The Gonzaga Bulldogs have reached their first Final Four in program history, something that has been 18 years coming. They have done so, in the last two rounds, by beating an 11-seeded Xavier team that knocked off both Arizona and Florida State. They will now face the surprise 7-seed out of the East, South Carolina, who came out of a region that was presumed to belong to defending champion Villanova or preseason No. 1 Duke.
So, they avoided the top-seeded teams in their half of the bracket, who all fell to upsets. I’ve seen plenty of references to their easy path. Clay Travis may be the most prominent.
I’m not going to tell you that they have faced the most difficult road, but it’s also not unusual for a team to reach the championship game while getting through the wreckage of earlier upsets. Here are the teams that faced the highest combined seed totals to reach the final (I’ve included Gonzaga, who of course is not guaranteed to beat a hot South Carolina team, for comparison):
So, Gonzaga has had the easiest potential path, in terms of seeds faced, since … North Carolina a year ago. I don’t recall people deriding North Carolina a year ago for catching breaks, but the run was almost identical until the Tar Heels faced Villanova in the final. The highest-seeded team faced before then was a 5-seed. UNLV had the “easiest” run to a title back in 1990, when they blew Duke out in the championship game, but history doesn’t discount that one.

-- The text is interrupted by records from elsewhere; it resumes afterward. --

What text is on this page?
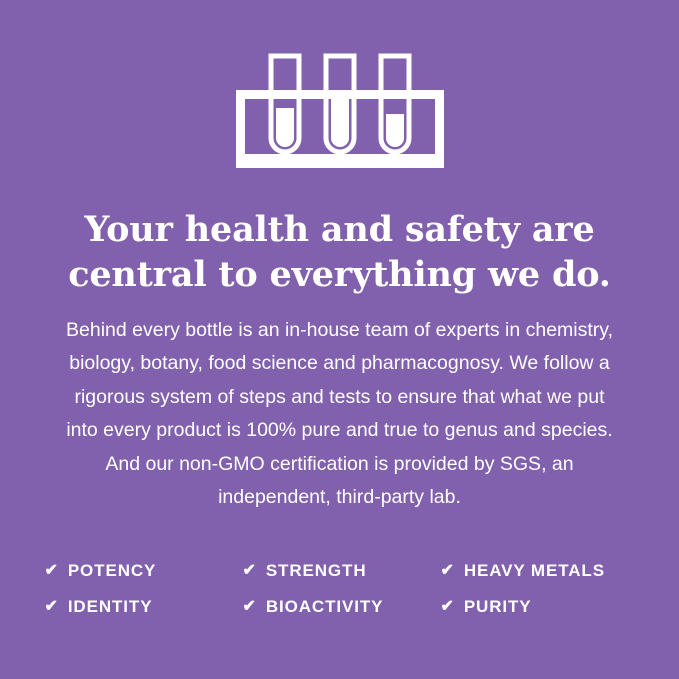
Your health and safety are central to everything we do.

Behind every bottle is an in-house team of experts in chemistry, biology, botany, food science and pharmacognosy. We follow a rigorous system of steps and tests to ensure that what we put into every product is 100% pure and true to genus and species. And our non-GMO certification is provided by SGS, an independent, third-party lab.

✔ POTENCY	✔ STRENGTH	✔ HEAVY METALS
✔ IDENTITY	✔ BIOACTIVITY	✔ PURITY
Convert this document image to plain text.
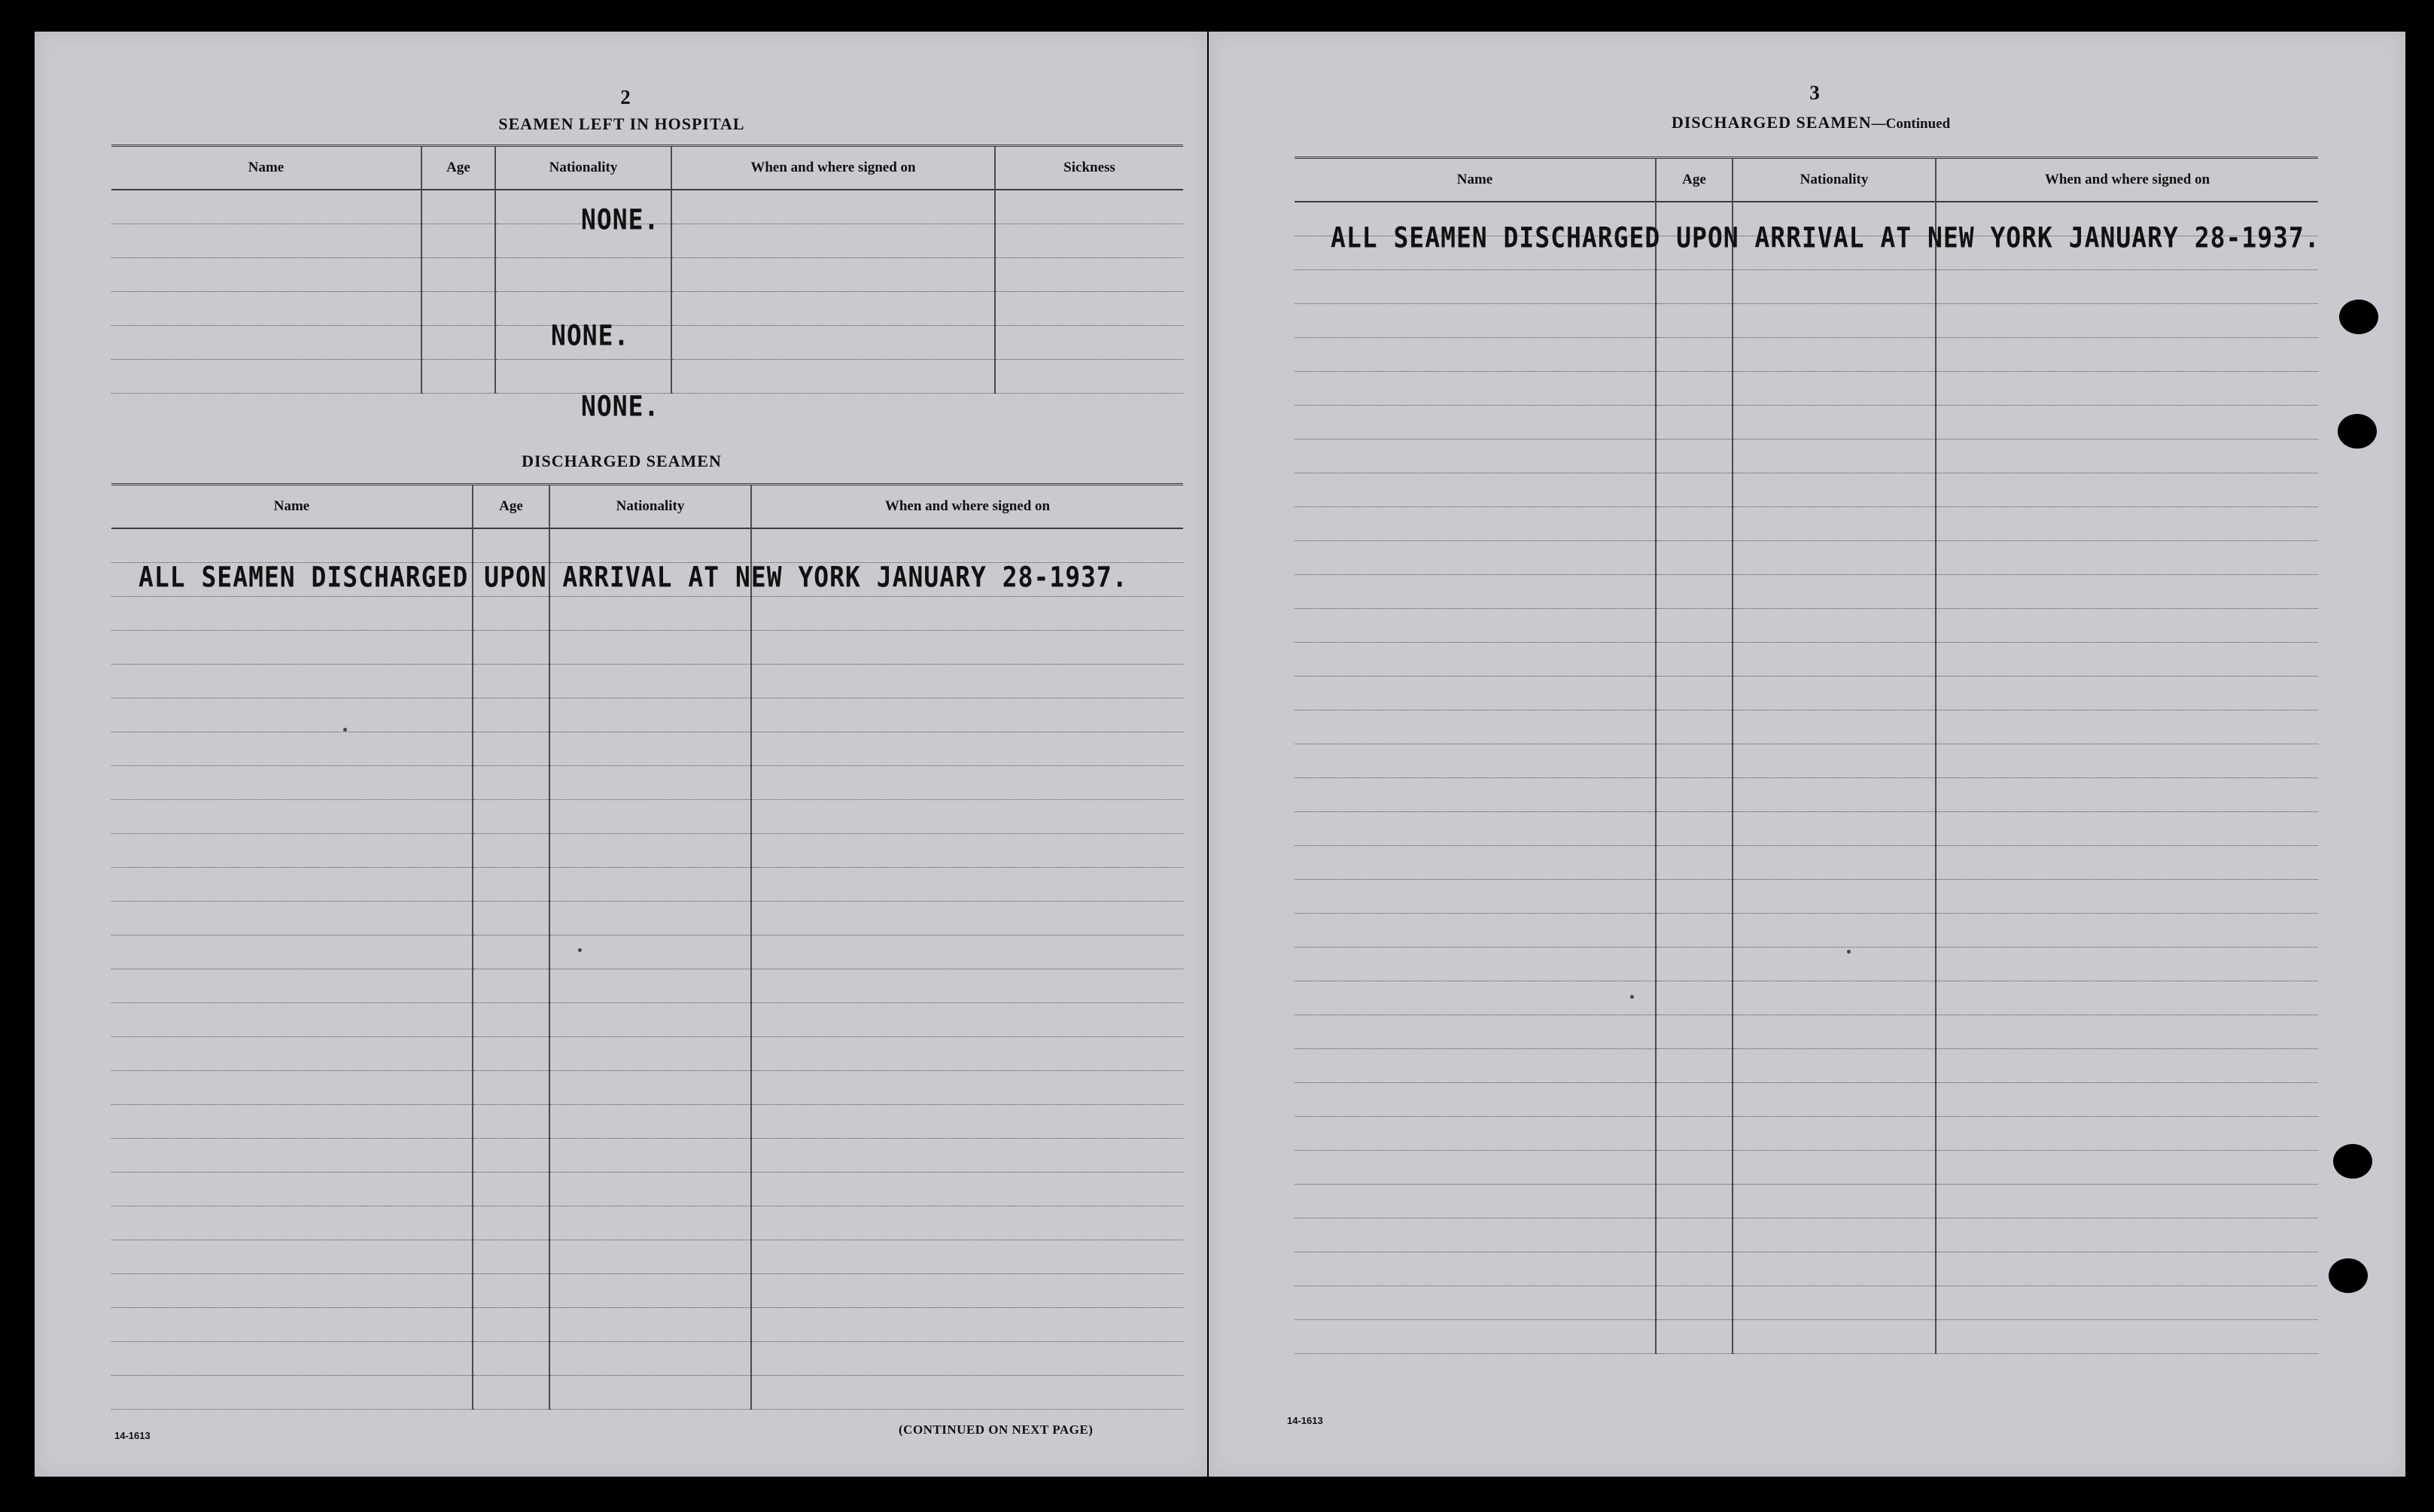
2
SEAMEN LEFT IN HOSPITAL
Name	Age	Nationality	When and where signed on	Sickness

NONE.
NONE.
NONE.
DISCHARGED SEAMEN
Name	Age	Nationality	When and where signed on

ALL SEAMEN DISCHARGED UPON ARRIVAL AT NEW YORK JANUARY 28-1937.
14-1613	(CONTINUED ON NEXT PAGE)
3
DISCHARGED SEAMEN—Continued
Name	Age	Nationality	When and where signed on

ALL SEAMEN DISCHARGED UPON ARRIVAL AT NEW YORK JANUARY 28-1937.
14-1613
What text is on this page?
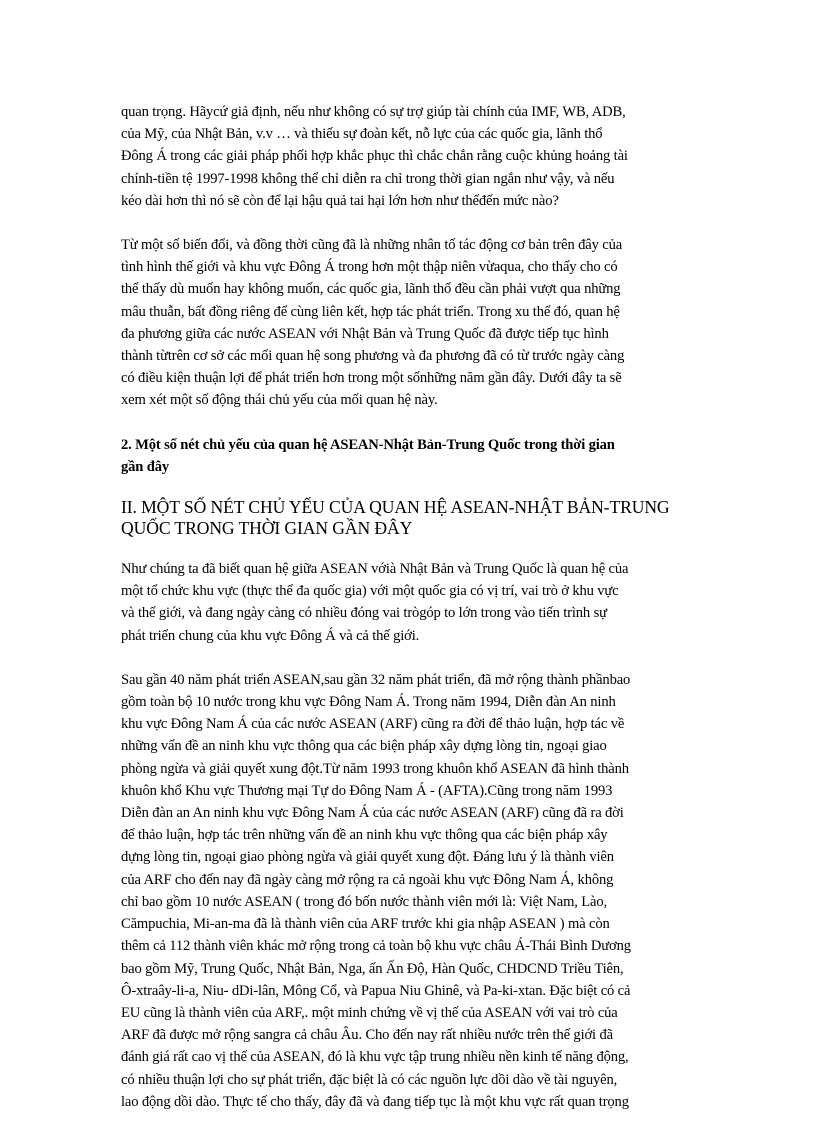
quan trọng. Hãycứ giả định, nếu như không có sự trợ giúp tài chính của IMF, WB, ADB,
của Mỹ, của Nhật Bản, v.v … và thiếu sự đoàn kết, nỗ lực của các quốc gia, lãnh thổ
Đông Á trong các giải pháp phối hợp khắc phục thì chắc chắn rằng cuộc khủng hoảng tài
chính-tiền tệ 1997-1998 không thể chỉ diễn ra chỉ trong thời gian ngắn như vậy, và nếu
kéo dài hơn thì nó sẽ còn để lại hậu quả tai hại lớn hơn như thếđến mức nào?
Từ một số biến đổi, và đồng thời cũng đã là những nhân tố tác động cơ bản trên đây của
tình hình thế giới và khu vực Đông Á trong hơn một thập niên vừaqua, cho thấy cho có
thể thấy dù muốn hay không muốn, các quốc gia, lãnh thổ đều cần phải vượt qua những
mâu thuẫn, bất đồng riêng để cùng liên kết, hợp tác phát triển. Trong xu thế đó, quan hệ
đa phương giữa các nước ASEAN với Nhật Bản và Trung Quốc đã được tiếp tục hình
thành từtrên cơ sở các mối quan hệ song phương và đa phương đã có từ trước ngày càng
có điều kiện thuận lợi để phát triển hơn trong một sốnhững năm gần đây. Dưới đây ta sẽ
xem xét một số động thái chủ yếu của mối quan hệ này.
2. Một số nét chủ yếu của quan hệ ASEAN-Nhật Bản-Trung Quốc trong thời gian
gần đây
II. MỘT SỐ NÉT CHỦ YẾU CỦA QUAN HỆ ASEAN-NHẬT BẢN-TRUNG
QUỐC TRONG THỜI GIAN GẦN ĐÂY
Như chúng ta đã biết quan hệ giữa ASEAN vớià Nhật Bản và Trung Quốc là quan hệ của
một tổ chức khu vực (thực thể đa quốc gia) với một quốc gia có vị trí, vai trò ở khu vực
và thế giới, và đang ngày càng có nhiều đóng vai trògóp to lớn trong vào tiến trình sự
phát triển chung của khu vực Đông Á và cả thế giới.
Sau gần 40 năm phát triển ASEAN,sau gần 32 năm phát triển, đã mở rộng thành phầnbao
gồm toàn bộ 10 nước trong khu vực Đông Nam Á. Trong năm 1994, Diễn đàn An ninh
khu vực Đông Nam Á của các nước ASEAN (ARF) cũng ra đời để thảo luận, hợp tác về
những vấn đề an ninh khu vực thông qua các biện pháp xây dựng lòng tin, ngoại giao
phòng ngừa và giải quyết xung đột.Từ năm 1993 trong khuôn khổ ASEAN đã hình thành
khuôn khổ Khu vực Thương mại Tự do Đông Nam Á - (AFTA).Cũng trong năm 1993
Diễn đàn an An ninh khu vực Đông Nam Á của các nước ASEAN (ARF) cũng đã ra đời
để thảo luận, hợp tác trên những vấn đề an ninh khu vực thông qua các biện pháp xây
dựng lòng tin, ngoại giao phòng ngừa và giải quyết xung đột. Đáng lưu ý là thành viên
của ARF cho đến nay đã ngày càng mở rộng ra cả ngoài khu vực Đông Nam Á, không
chỉ bao gồm 10 nước ASEAN ( trong đó bốn nước thành viên mới là: Việt Nam, Lào,
Cămpuchia, Mi-an-ma đã là thành viên của ARF trước khi gia nhập ASEAN ) mà còn
thêm cả 112 thành viên khác mở rộng trong cả toàn bộ khu vực châu Á-Thái Bình Dương
bao gồm Mỹ, Trung Quốc, Nhật Bản, Nga, ấn Ấn Độ, Hàn Quốc, CHDCND Triều Tiên,
Ô-xtraây-li-a, Niu- dDi-lân, Mông Cổ, và Papua Niu Ghinê, và Pa-ki-xtan. Đặc biệt có cả
EU cũng là thành viên của ARF,. một minh chứng về vị thế của ASEAN với vai trò của
ARF đã được mở rộng sangra cả châu Âu. Cho đến nay rất nhiều nước trên thế giới đã
đánh giá rất cao vị thế của ASEAN, đó là khu vực tập trung nhiều nền kinh tế năng động,
có nhiều thuận lợi cho sự phát triển, đặc biệt là có các nguồn lực dồi dào về tài nguyên,
lao động dồi dào. Thực tế cho thấy, đây đã và đang tiếp tục là một khu vực rất quan trọng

This is about Gonzaga. Yes, they may have caught some breaks. Every team that wins gets this far needs talent and some luck, whether it be winning a close game with that late shot at the buzzer against another great team, or avoiding them. But you beat the teams in front of you, and every champion has been the only team that did not lose a game to someone in the tournament.
Gonzaga was probably due some. Over the previous 18 tournaments, they were eliminated by the 1-seed in seven of them. They faced a 1 or 2-seed, or both, in over half of them. Setting aside the first game, they played the highest possible seed in later rounds two-thirds of the time.
So while they will go through the bracket swerving through the wreckage of prior upsets, they aren’t alone. Of the 64 teams to reach a championship game, 16 of them (25%) faced only one team seeded 4th or better on their route to the title game. Most of those were top seeds (lower seeds that advanced had to break through against the top seeds earlier). In fact, if we look at just 1-seeds and 2-seeds to advance to a title game, nearly one-third (14 of 43) got there by playing one or fewer teams seeded 4th or better.